TimeCoder
TimeCoder

Reputation: 305

Why JWT contains EXP claim even if I set Expires to null?

I need the immortal JWT token. Of course I could set some big value to Expires, but I prefer do not have exp claim in my token at all. Standard .net core CreateEncodedJwt allows to pass null in expires, notBefore, issuedAt. I pass null for all of them, and my token contains exp token (+1 hour). What is going on?!

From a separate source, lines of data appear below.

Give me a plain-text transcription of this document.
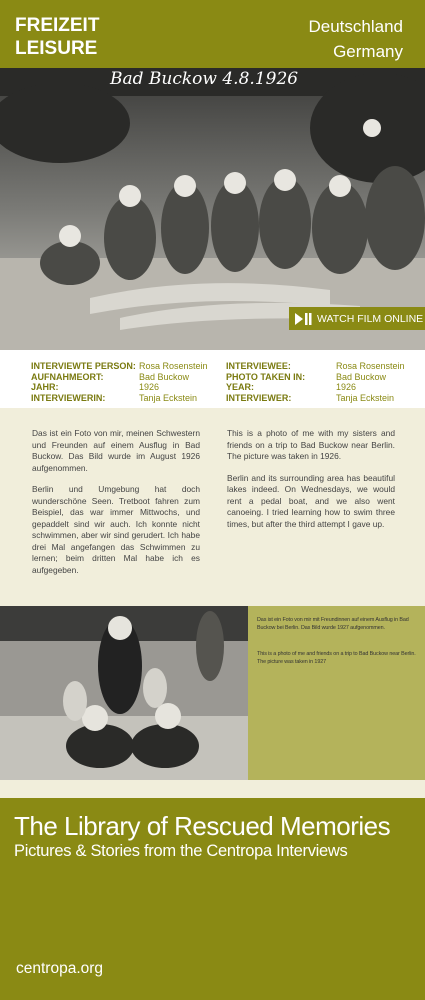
FREIZEIT
LEISURE
Deutschland
Germany
Bad Buckow 4.8.1926
WATCH FILM ONLINE
INTERVIEWTE PERSON: Rosa Rosenstein
AUFNAHMEORT:	Bad Buckow
JAHR:	1926
INTERVIEWERIN:	Tanja Eckstein
INTERVIEWEE:	Rosa Rosenstein
PHOTO TAKEN IN:	Bad Buckow
YEAR:	1926
INTERVIEWER:	Tanja Eckstein

Das ist ein Foto von mir, meinen Schwestern und Freunden auf einem Ausflug in Bad Buckow. Das Bild wurde im August 1926 aufgenommen.

Berlin und Umgebung hat doch wunderschöne Seen. Tretboot fahren zum Beispiel, das war immer Mittwochs, und gepaddelt sind wir auch. Ich konnte nicht schwimmen, aber wir sind gerudert. Ich habe drei Mal angefangen das Schwimmen zu lernen; beim dritten Mal habe ich es aufgegeben.

This is a photo of me with my sisters and friends on a trip to Bad Buckow near Berlin. The picture was taken in 1926.

Berlin and its surrounding area has beautiful lakes indeed. On Wednesdays, we would rent a pedal boat, and we also went canoeing. I tried learning how to swim three times, but after the third attempt I gave up.

Das ist ein Foto von mir mit Freundinnen auf einem Ausflug in Bad Buckow bei Berlin. Das Bild wurde 1927 aufgenommen.

This is a photo of me and friends on a trip to Bad Buckow near Berlin. The picture was taken in 1927

The Library of Rescued Memories
Pictures & Stories from the Centropa Interviews
centropa.org
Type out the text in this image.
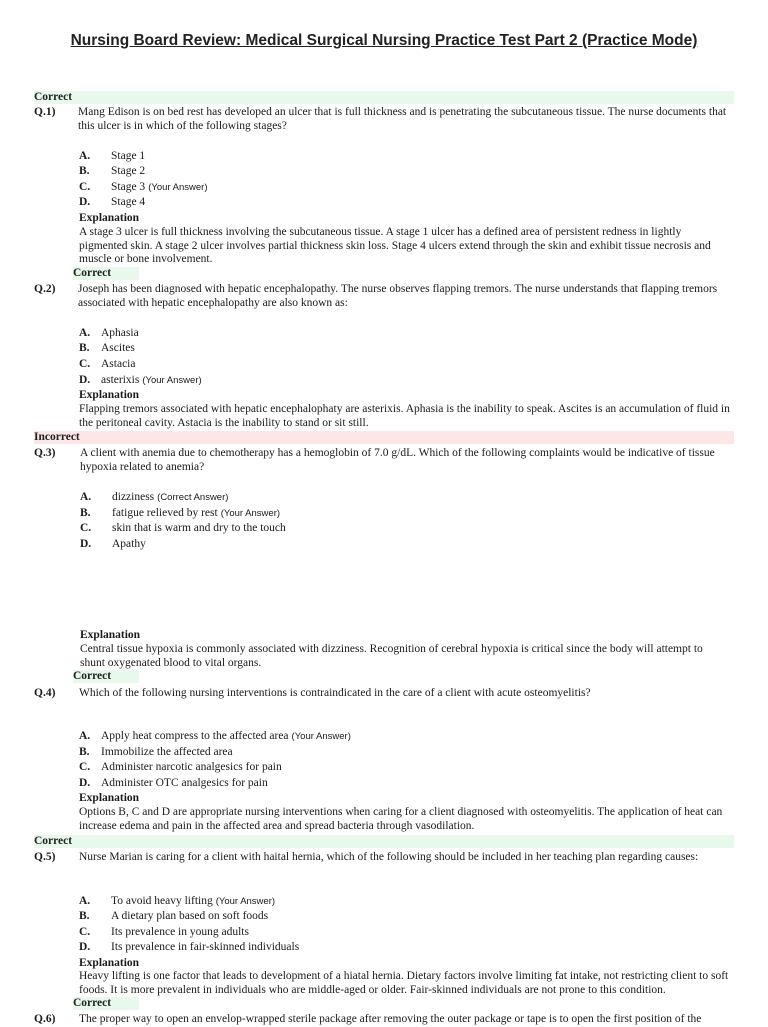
Nursing Board Review: Medical Surgical Nursing Practice Test Part 2 (Practice Mode)
Correct
Q.1) Mang Edison is on bed rest has developed an ulcer that is full thickness and is penetrating the subcutaneous tissue. The nurse documents that this ulcer is in which of the following stages?
A. Stage 1
B. Stage 2
C. Stage 3 (Your Answer)
D. Stage 4
Explanation
A stage 3 ulcer is full thickness involving the subcutaneous tissue. A stage 1 ulcer has a defined area of persistent redness in lightly pigmented skin. A stage 2 ulcer involves partial thickness skin loss. Stage 4 ulcers extend through the skin and exhibit tissue necrosis and muscle or bone involvement.
Correct
Q.2) Joseph has been diagnosed with hepatic encephalopathy. The nurse observes flapping tremors. The nurse understands that flapping tremors associated with hepatic encephalopathy are also known as:
A. Aphasia
B. Ascites
C. Astacia
D. asterixis (Your Answer)
Explanation
Flapping tremors associated with hepatic encephalophaty are asterixis. Aphasia is the inability to speak. Ascites is an accumulation of fluid in the peritoneal cavity. Astacia is the inability to stand or sit still.
Incorrect
Q.3) A client with anemia due to chemotherapy has a hemoglobin of 7.0 g/dL. Which of the following complaints would be indicative of tissue hypoxia related to anemia?
A. dizziness (Correct Answer)
B. fatigue relieved by rest (Your Answer)
C. skin that is warm and dry to the touch
D. Apathy
Explanation
Central tissue hypoxia is commonly associated with dizziness. Recognition of cerebral hypoxia is critical since the body will attempt to shunt oxygenated blood to vital organs.
Correct
Q.4) Which of the following nursing interventions is contraindicated in the care of a client with acute osteomyelitis?
A. Apply heat compress to the affected area (Your Answer)
B. Immobilize the affected area
C. Administer narcotic analgesics for pain
D. Administer OTC analgesics for pain
Explanation
Options B, C and D are appropriate nursing interventions when caring for a client diagnosed with osteomyelitis. The application of heat can increase edema and pain in the affected area and spread bacteria through vasodilation.
Correct
Q.5) Nurse Marian is caring for a client with haital hernia, which of the following should be included in her teaching plan regarding causes:
A. To avoid heavy lifting (Your Answer)
B. A dietary plan based on soft foods
C. Its prevalence in young adults
D. Its prevalence in fair-skinned individuals
Explanation
Heavy lifting is one factor that leads to development of a hiatal hernia. Dietary factors involve limiting fat intake, not restricting client to soft foods. It is more prevalent in individuals who are middle-aged or older. Fair-skinned individuals are not prone to this condition.
Correct
Q.6) The proper way to open an envelop-wrapped sterile package after removing the outer package or tape is to open the first position of the
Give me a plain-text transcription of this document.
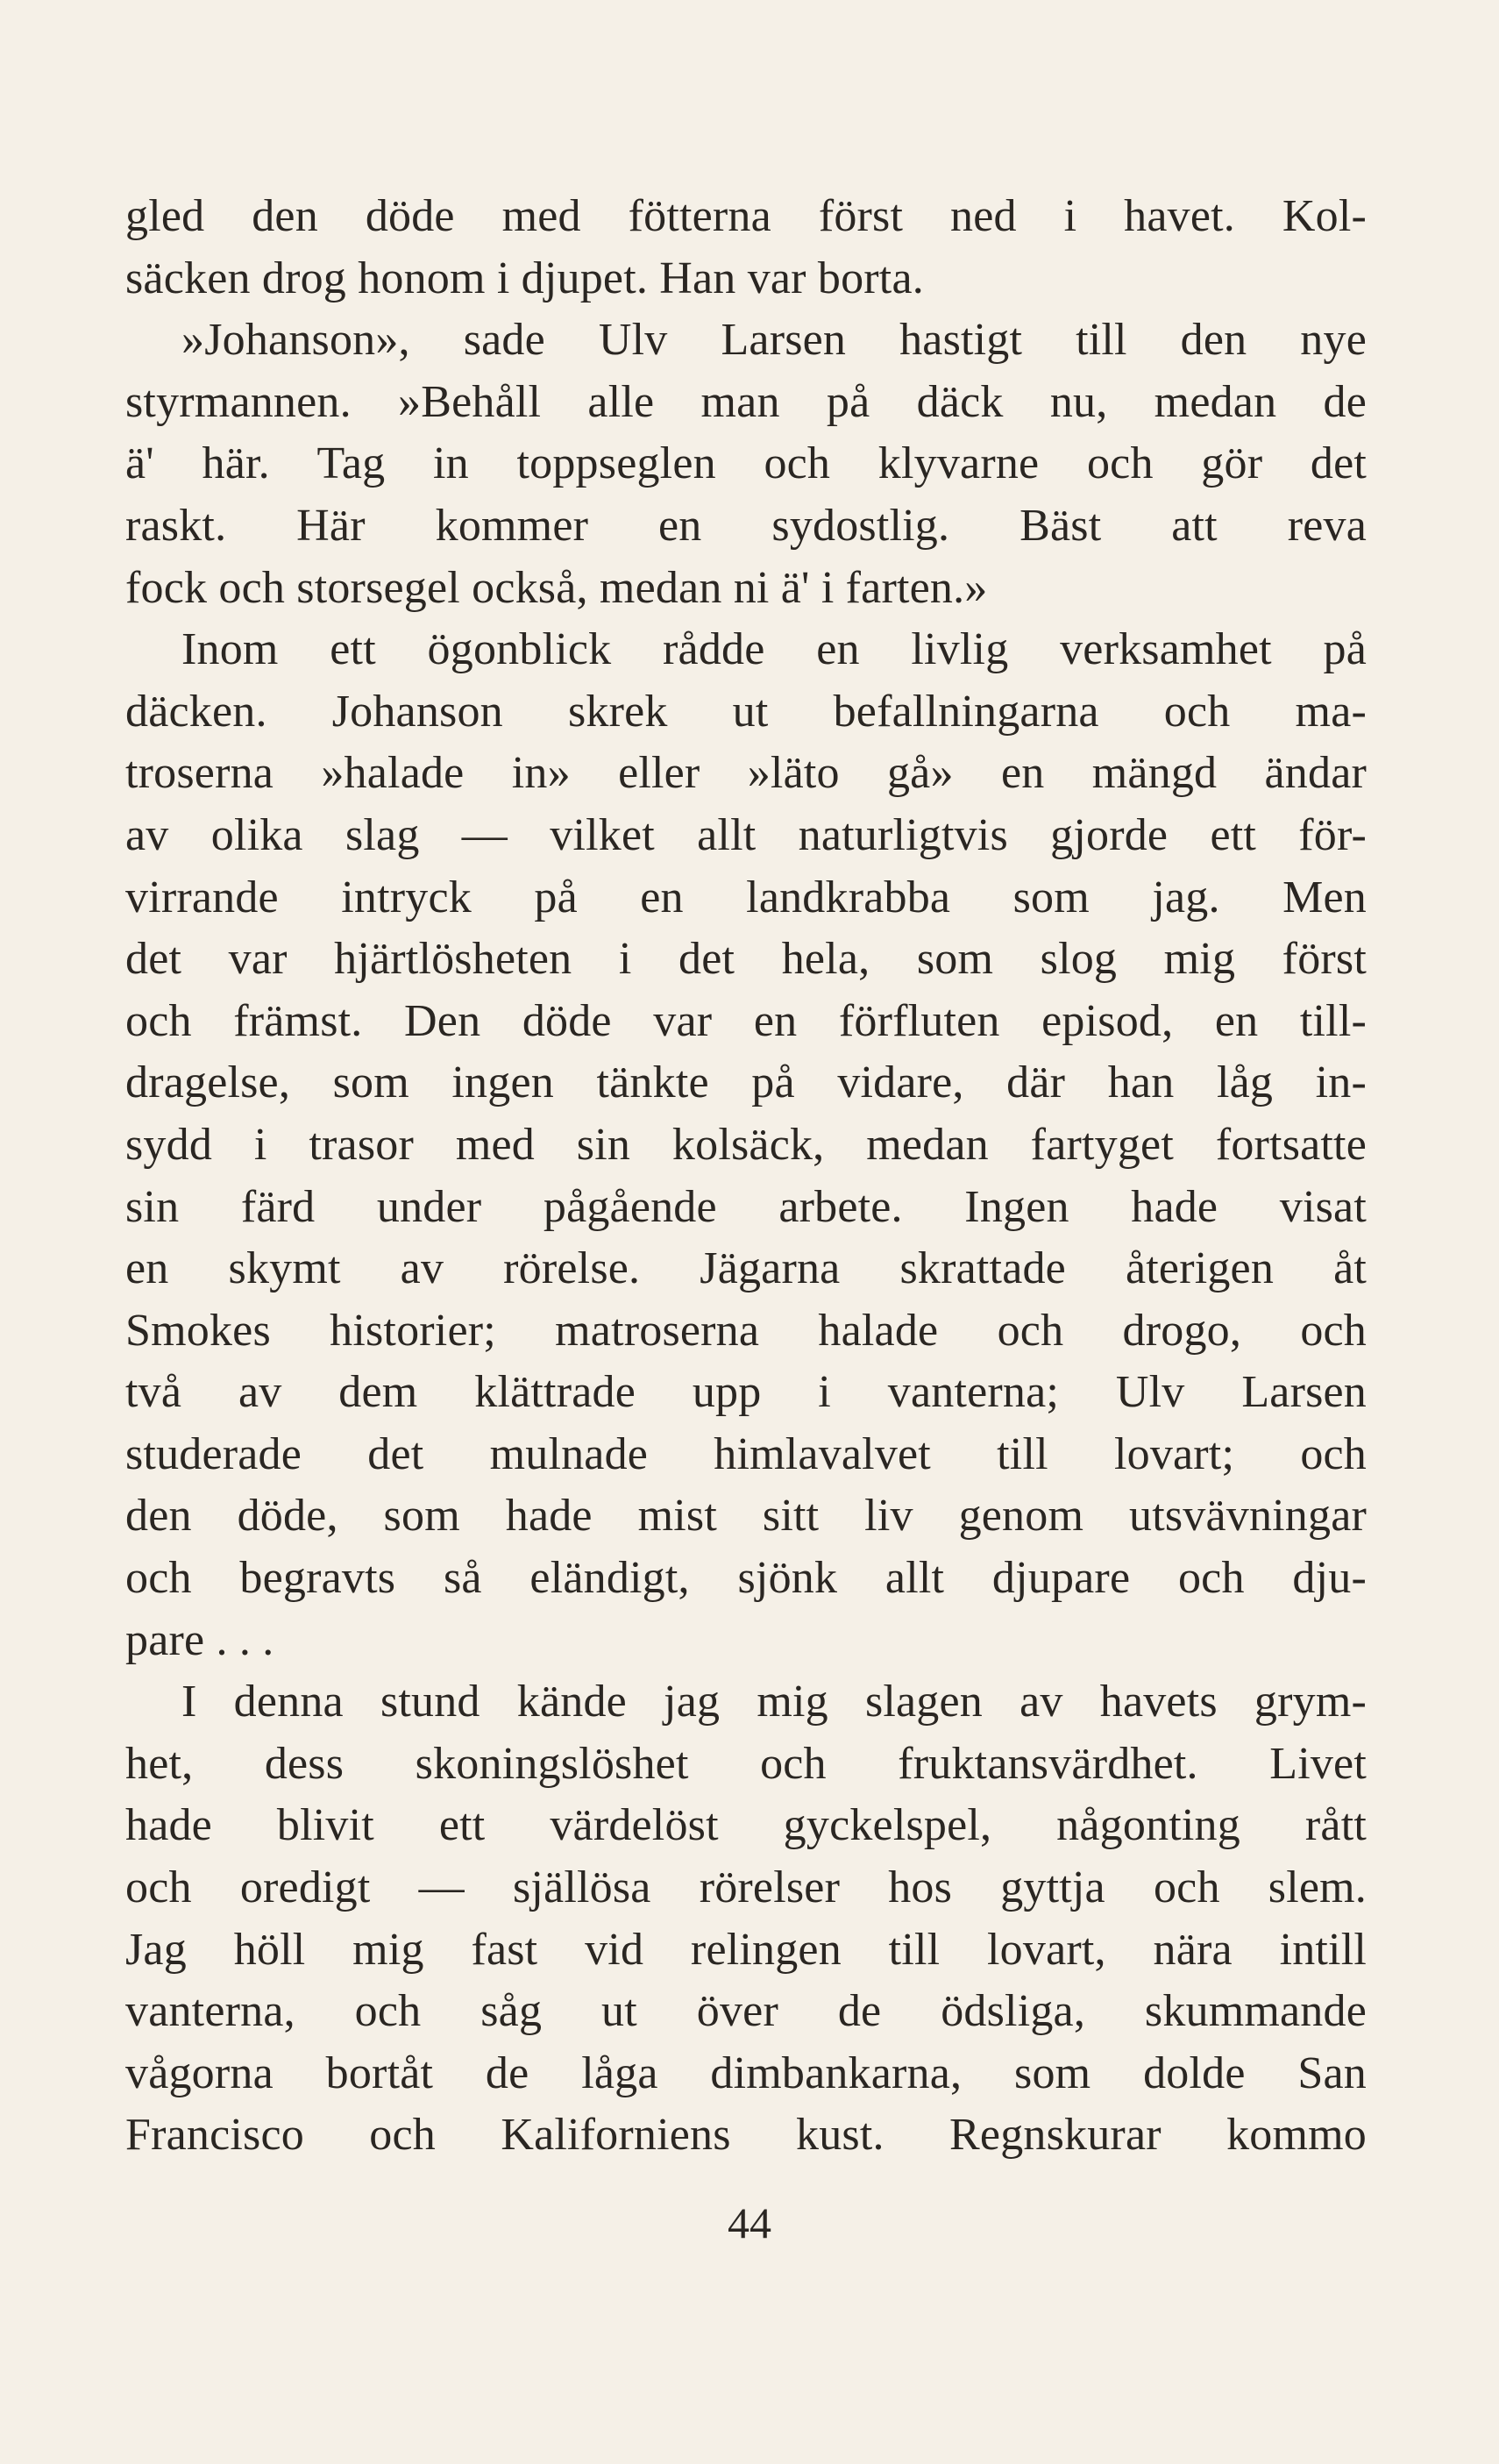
gled den döde med fötterna först ned i havet. Kol-
säcken drog honom i djupet. Han var borta.
»Johanson», sade Ulv Larsen hastigt till den nye
styrmannen. »Behåll alle man på däck nu, medan de
ä' här. Tag in toppseglen och klyvarne och gör det
raskt. Här kommer en sydostlig. Bäst att reva
fock och storsegel också, medan ni ä' i farten.»
Inom ett ögonblick rådde en livlig verksamhet på
däcken. Johanson skrek ut befallningarna och ma-
troserna »halade in» eller »läto gå» en mängd ändar
av olika slag — vilket allt naturligtvis gjorde ett för-
virrande intryck på en landkrabba som jag. Men
det var hjärtlösheten i det hela, som slog mig först
och främst. Den döde var en förfluten episod, en till-
dragelse, som ingen tänkte på vidare, där han låg in-
sydd i trasor med sin kolsäck, medan fartyget fortsatte
sin färd under pågående arbete. Ingen hade visat
en skymt av rörelse. Jägarna skrattade återigen åt
Smokes historier; matroserna halade och drogo, och
två av dem klättrade upp i vanterna; Ulv Larsen
studerade det mulnade himlavalvet till lovart; och
den döde, som hade mist sitt liv genom utsvävningar
och begravts så eländigt, sjönk allt djupare och dju-
pare . . .
I denna stund kände jag mig slagen av havets grym-
het, dess skoningslöshet och fruktansvärdhet. Livet
hade blivit ett värdelöst gyckelspel, någonting rått
och oredigt — själlösa rörelser hos gyttja och slem.
Jag höll mig fast vid relingen till lovart, nära intill
vanterna, och såg ut över de ödsliga, skummande
vågorna bortåt de låga dimbankarna, som dolde San
Francisco och Kaliforniens kust. Regnskurar kommo
44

var securityKey = new SymmetricSecurityKey(Encoding.ASCII.GetBytes("FF804E8A-2A0E-4F94-A6F5-8325822F8DF5"));

var claims = new List<Claim>
{
    new Claim("type1", "value1"),
    new Claim("type2", "value2")

};

var token = new JwtSecurityTokenHandler().CreateEncodedJwt(
    issuer: null,
    audience: null,
    subject: new ClaimsIdentity(claims),
    notBefore: null,
    issuedAt: null,
    expires: null,
    signingCredentials: new SigningCredentials(securityKey, SecurityAlgorithms.HmacSha256));

This is tool for parsing: https://jwt.io

This is my token:

eyJhbGciOiJIUzI1NiIsInR5cCI6IkpXVCJ9.eyJ0eXBlMSI6InZhbHVlMSIsInR5cGUyIjoidmFsdWUyIiwibmJmIjoxNTY1NDI5MzY2LCJleHAiOjE1NjU0MzI5NjYsImlhdCI6MTU2NTQyOTM2Nn0.UvJiOQNO_yMzdenf5jAotPHj7zrcEUApraezzcVSicA

This is how it looks inside:

{ "type1": "value1", "type2": "value2", "nbf": 1565429366, "exp": 1565432966, "iat": 1565429366 }

Please help to get rid nbf, exp, iat. Thanks in advance!

Upvotes: 7

Views: 3564

Answers (1)

cassandrad
cassandrad

Reputation: 3536

Simplified version of JwtSecurityTokenHandle code that creates a token contains the next piece:

if (SetDefaultTimesOnTokenCreation && 
    (!expires.HasValue || !issuedAt.HasValue || !notBefore.HasValue))
{
    DateTime now = DateTime.UtcNow;
    if (!expires.HasValue)
        expires = now + TimeSpan.FromMinutes(TokenLifetimeInMinutes);

    if (!issuedAt.HasValue)
        issuedAt = now;

    if (!notBefore.HasValue)
        notBefore = now;
}

So you basically had to set SetDefaultTimesOnTokenCreation to false. And the standard for JWT says nothing against empty exp claim:

The "exp" (expiration time) claim identifies the expiration time on or after which the JWT MUST NOT be accepted for processing.

Its value MUST be a number containing a NumericDate value. Use of this claim is OPTIONAL.

So all correct implementations of JWT format validators should successfully validate token without that claim inside.